Run this notebook: Open in Colab Open in Kaggle

Plot T Sne Perplexity¶

============================================================================= t-SNE: The effect of various perplexity values on the shape¶

An illustration of t-SNE on the two concentric circles and the S-curve datasets for different perplexity values.

We observe a tendency towards clearer shapes as the perplexity value increases.

The size, the distance and the shape of clusters may vary upon initialization, perplexity values and does not always convey a meaning.

As shown below, t-SNE for higher perplexities finds meaningful topology of two concentric circles, however the size and the distance of the circles varies slightly from the original. Contrary to the two circles dataset, the shapes visually diverge from S-curve topology on the S-curve dataset even for larger perplexity values.

For further details, “How to Use t-SNE Effectively” https://distill.pub/2016/misread-tsne/ provides a good discussion of the effects of various parameters, as well as interactive plots to explore those effects.

Imports for Exploring t-SNE Perplexity Effects¶

Perplexity controls the effective number of neighbors in t-SNE’s probability model: For each point, TSNE constructs a Gaussian distribution over all other points, with the bandwidth (sigma) chosen so that the distribution’s Shannon entropy equals log(perplexity). Low perplexity (e.g., 5) makes each point attend only to its closest few neighbors, producing tight but potentially artificial micro-clusters; high perplexity (e.g., 100) broadens attention to more distant points, encouraging the algorithm to preserve larger-scale structure at the cost of local detail. The init="random" setting means the optimization starts from a random configuration, so the final layout depends on both perplexity and the random seed – unlike PCA-initialized t-SNE, random initialization can produce qualitatively different results across runs.

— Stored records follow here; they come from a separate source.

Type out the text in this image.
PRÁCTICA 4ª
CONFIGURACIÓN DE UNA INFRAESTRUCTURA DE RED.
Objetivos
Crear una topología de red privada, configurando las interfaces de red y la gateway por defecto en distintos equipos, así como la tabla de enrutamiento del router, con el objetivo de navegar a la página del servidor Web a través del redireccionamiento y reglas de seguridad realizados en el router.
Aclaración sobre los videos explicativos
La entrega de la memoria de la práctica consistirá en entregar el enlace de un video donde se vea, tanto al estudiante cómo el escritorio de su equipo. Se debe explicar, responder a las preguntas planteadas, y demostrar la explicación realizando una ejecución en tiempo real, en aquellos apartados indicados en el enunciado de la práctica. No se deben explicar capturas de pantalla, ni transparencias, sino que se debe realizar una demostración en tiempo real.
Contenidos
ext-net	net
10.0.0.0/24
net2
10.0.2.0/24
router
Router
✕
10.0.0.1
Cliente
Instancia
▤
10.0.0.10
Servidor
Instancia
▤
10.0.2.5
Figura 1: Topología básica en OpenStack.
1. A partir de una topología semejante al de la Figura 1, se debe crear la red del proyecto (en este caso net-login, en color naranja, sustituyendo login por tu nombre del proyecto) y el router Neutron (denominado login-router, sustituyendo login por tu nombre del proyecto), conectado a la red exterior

Three synthetic datasets reveal different perplexity sensitivities: The two concentric circles (make_circles) require t-SNE to discover that the inner and outer rings are separate structures – low perplexity may fail to separate them because each point’s neighborhood spans both circles, while higher perplexity provides enough global context to pull them apart. The S-curve (make_s_curve) is a continuous manifold where perplexity affects whether t-SNE preserves the smooth color gradient or fragments it into disconnected blobs. The uniform 2D grid tests whether t-SNE can reproduce a regular structure that has no clusters at all – low perplexity tends to create spurious clumping even in uniform data, a well-known artifact that users must be aware of when interpreting t-SNE visualizations. The max_iter parameter (250-400) is deliberately kept low for speed, but production use typically requires 1000+ iterations for convergence.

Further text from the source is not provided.